For some years now I've been using Pegasys (TMPGEnc) SmartRender 5 (and before that, version 4) for cut-editing of native HD-AVC footage. Excellent product. It uses a licensed (and configurable) x264 encoder implementation and is one of the very few so called 'smart cutters' that does frame-accurate smart-rendering
properly. Pegasys have always been strict on standards compliance. Resolve even accepts the trimmed/joined files without question, so that's saying something.
Perusing their product page, as I was the other day, I saw that they also have AVC (and MPEG-2) export plugins for Edius Pro and Premiere Pro:
http://tmpgenc.pegasys-inc.com/en/product/e9mp4.htmlhttp://tmpgenc.pegasys-inc.com/en/product/tppm4.htmlNot being an Edius or PP user, I haven't tested either myself.
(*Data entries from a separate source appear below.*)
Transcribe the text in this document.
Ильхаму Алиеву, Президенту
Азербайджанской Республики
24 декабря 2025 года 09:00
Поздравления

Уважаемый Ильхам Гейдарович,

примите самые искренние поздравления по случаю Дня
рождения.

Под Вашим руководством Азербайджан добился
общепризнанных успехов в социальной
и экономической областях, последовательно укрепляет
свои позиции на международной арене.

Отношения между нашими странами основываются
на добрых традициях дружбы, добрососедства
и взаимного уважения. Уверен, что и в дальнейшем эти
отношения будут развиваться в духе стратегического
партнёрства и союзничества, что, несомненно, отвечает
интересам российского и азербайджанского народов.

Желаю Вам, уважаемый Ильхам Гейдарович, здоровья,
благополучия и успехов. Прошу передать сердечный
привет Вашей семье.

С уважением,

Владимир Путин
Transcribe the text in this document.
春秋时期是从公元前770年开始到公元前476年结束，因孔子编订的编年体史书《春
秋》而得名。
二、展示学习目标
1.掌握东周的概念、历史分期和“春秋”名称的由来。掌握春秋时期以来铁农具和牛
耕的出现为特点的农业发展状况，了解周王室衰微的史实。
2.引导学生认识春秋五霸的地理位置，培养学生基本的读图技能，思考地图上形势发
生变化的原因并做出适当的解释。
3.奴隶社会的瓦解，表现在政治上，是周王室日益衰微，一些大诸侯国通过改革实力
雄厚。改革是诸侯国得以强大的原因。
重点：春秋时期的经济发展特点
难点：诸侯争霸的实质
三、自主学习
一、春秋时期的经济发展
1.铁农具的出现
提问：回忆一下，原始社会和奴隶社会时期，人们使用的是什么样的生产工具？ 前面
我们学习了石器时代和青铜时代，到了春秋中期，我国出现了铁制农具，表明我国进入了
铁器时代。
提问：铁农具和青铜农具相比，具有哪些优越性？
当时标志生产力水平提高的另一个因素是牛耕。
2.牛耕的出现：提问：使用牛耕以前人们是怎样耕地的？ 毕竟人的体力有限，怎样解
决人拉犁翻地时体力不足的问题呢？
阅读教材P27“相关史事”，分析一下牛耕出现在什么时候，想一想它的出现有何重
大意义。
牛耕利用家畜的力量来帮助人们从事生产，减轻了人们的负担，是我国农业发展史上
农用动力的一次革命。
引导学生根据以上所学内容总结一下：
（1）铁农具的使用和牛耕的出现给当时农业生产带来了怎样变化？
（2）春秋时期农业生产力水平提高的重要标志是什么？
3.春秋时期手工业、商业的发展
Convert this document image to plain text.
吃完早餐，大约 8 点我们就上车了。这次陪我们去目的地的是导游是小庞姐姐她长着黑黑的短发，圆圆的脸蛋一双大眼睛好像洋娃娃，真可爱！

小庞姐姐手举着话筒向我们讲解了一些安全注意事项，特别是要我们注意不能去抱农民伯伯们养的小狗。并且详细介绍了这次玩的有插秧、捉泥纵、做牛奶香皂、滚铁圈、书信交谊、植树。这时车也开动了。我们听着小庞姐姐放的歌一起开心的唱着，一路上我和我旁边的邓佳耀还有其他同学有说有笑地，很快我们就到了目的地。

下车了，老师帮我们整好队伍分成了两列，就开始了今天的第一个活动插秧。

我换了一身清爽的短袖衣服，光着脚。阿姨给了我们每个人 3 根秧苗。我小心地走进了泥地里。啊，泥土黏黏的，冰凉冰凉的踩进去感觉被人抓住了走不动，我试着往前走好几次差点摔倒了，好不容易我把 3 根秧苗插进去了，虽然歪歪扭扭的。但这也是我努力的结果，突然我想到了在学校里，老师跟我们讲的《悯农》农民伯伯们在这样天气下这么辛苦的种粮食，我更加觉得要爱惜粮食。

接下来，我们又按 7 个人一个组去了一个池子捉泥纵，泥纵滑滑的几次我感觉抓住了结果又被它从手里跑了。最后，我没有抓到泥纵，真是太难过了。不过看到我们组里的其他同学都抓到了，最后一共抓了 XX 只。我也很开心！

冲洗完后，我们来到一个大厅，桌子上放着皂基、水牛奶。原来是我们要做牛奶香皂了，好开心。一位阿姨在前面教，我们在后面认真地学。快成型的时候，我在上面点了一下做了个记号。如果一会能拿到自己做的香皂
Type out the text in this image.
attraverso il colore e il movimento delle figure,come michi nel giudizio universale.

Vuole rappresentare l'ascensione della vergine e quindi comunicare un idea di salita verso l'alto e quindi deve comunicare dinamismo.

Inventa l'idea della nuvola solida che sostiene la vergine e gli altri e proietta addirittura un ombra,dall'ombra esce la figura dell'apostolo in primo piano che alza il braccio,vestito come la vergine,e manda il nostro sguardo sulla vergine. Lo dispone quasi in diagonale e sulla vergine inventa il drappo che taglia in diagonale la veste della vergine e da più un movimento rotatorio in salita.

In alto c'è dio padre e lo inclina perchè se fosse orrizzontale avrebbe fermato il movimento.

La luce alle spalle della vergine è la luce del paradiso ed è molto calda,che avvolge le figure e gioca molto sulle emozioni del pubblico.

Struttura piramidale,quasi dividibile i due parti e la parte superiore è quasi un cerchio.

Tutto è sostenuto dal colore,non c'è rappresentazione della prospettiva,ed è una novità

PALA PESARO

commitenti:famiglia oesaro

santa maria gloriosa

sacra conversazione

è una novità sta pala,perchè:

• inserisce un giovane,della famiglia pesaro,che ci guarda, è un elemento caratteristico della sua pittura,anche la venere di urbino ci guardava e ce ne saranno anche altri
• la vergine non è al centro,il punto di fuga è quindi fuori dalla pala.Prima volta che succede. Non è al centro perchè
But I wonder if BMD might give thought to getting together with Pegasys and developing a similar plug-in for Resolve ? Feasibly it could be the ideal solution. Those who are content with the internal H264 encoder could stick with it. Those who yearn for integrated x264 export could buy the plugin, and we could dispense with this need to export to a bulky and lossy 422 intermediate. Maybe x265 export also. Of course it would need to be supported by both the Studio and Free versions.
Just a thought, but a quite reasonable one at that.